La backpack chainsaw d’Husqvarna

Nouvelle scie à chaîne sac à dos

La vidéo d’une scie à chaîne sac à dos d’Husqvarna a circulé parmi les groupements forestiers du Réseau des sociétés d’aménagement forestier du Québec (RESAM), le mois dernier, et elle a suscité beaucoup d’intérêt. L’engin pourrait faciliter grandement le travail des débroussailleurs. Toutefois, l’équipement n’est pas disponible en Amérique du Nord.

Photo: courtoisie

24 mai. 2012
Marie-Claude Boileau

La vidéo d’une scie à chaîne sac à dos d’Husqvarna a circulé parmi les groupements forestiers du Réseau des sociétés d’aménagement forestier du Québec (RESAM), le mois dernier, et elle a suscité beaucoup d’intérêt. L’engin pourrait faciliter grandement le travail des débroussailleurs. Toutefois, l’équipement n’est pas disponible en Amérique du Nord.
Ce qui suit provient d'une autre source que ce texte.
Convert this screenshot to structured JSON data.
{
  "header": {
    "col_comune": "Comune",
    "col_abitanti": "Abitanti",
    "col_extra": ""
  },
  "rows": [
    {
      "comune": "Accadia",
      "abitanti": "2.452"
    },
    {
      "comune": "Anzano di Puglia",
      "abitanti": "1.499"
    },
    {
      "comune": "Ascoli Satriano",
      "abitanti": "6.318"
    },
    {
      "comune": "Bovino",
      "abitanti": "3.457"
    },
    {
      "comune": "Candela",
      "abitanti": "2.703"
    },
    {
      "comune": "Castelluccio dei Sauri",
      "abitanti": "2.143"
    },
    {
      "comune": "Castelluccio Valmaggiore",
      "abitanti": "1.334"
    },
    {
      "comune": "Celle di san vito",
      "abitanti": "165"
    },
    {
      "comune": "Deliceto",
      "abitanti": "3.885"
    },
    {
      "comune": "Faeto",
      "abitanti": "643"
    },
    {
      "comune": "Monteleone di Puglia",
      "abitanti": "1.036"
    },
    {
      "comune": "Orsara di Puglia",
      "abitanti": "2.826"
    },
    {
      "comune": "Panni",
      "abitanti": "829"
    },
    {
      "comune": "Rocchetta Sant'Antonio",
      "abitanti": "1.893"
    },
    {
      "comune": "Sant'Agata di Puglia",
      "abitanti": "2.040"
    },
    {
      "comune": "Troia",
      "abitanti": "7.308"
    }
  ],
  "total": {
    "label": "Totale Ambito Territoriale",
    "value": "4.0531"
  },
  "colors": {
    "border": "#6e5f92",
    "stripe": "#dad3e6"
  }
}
La vidéo, disponible ici, a été relayée par RESAM qui l’a dénichée. Véhiculé dans les groupements forestiers, l’équipement, qui s’appelle Husqvarna 535FBX backpack chainsaw, a intrigué bien des gens. Selon PIERRE BELLEVANCE, directeur général du Groupement forestier Saint-François, «l’équipement semble très intéressant au premier abord, bien que j’aie plusieurs interrogations au sujet de son utilisation, de son coût et de son entretien.» JEAN PAGE, directeur général de la Société sylvicole Arthabaska-Drummond (SSAD), trouve également l’outil intéressant. Mais dans son groupement forestier, le sac à dos serait plus ou moins utile étant donné que l’entreprise n’effectue pas d’éclaircie précommerciale. «Nous faisons surtout de l’entretien de plantation. Pour des travaux de type débroussaillage, nous utilisons donc une lame ronde sur la débroussailleuse», fait-il savoir.

Très dispendieux

S’étant informé sur le prix de cet équipement qui s’élèverait entre 7 000 et 8 000$, tous deux ont certaines réserves. «À ce prixlà, je crois qu’aucun de mes travailleurs ne veuille voudra procurer. D’autre part, il y a plusieurs pièces mobiles ainsi qu’un mécanisme de transfert de l’énergie du moteur vers la lame. Tout ça pourrait bien être fragile et demander des réparations fréquentes et coûteuses», indique M. Bellevance. Pour M. Page, le coût serait un frein à son achat. «C’est très dispendieux. C’est huit fois le prix d’une débroussailleuse ordinaire. Évidemment, c’est un nouveau produit, c’est toujours plus cher en partant. Je ne crois pas que quelqu’un ait entre 8 000$ et 9 000$ à dépenser sur un appareil. Il faudrait d’abord l’essayer pour convaincre les gens d’investir dans ce produit puisqu’on n’est pas certain que ça augmenterait la productivité», note le directeur général de la SSAD. La vidéo a également circulé auprès des employés des Associations de la santé et de la sécurité des pâtes et papiers et des industries de la forêt du Québec (ASSIFQ-ASSPPQ). GENEVIÈVE GAUTHIER, coordonnatrice de l’information et des communications, explique la position de l’organisme : «Concernant cet équipement, nous avons visionné la vidéo et ne pouvons nous prononcer concernant son efficacité et sa sécurité tant que nous ne l’aurons pas testé. En fait, l’ASSIFQ-ASSPPQ serait ouverte à réaliser des essais et une analyse des risques de cet équipement dans un contexte québécois, c’est-à-dire dans un contexte environnemental et organisationnel propre à nos travailleurs. Par la suite, nous serions aptes à émettre des recommandations sur le sujet.» Sur le site Internet d’Husqvarna, on explique que le sac à dos pour scie à chaine 35FBx permettra d’améliorer les travaux de dégagement, notamment pour couper des jeunes arbres quand la densité (quantité) est trop élevée pour dégager les plus belles. Ainsi, le travailleur peut plus facilement favoriser l’élagage naturel en coupant des branches d’arbres plus haut. L’appareil est muni d’une scie à chaine plutôt qu’une scie ronde offrant ainsi plus de possibilités pour couper des arbres de diamètre supérieur, plus denses comme les feuillus ou des branches plus élevées.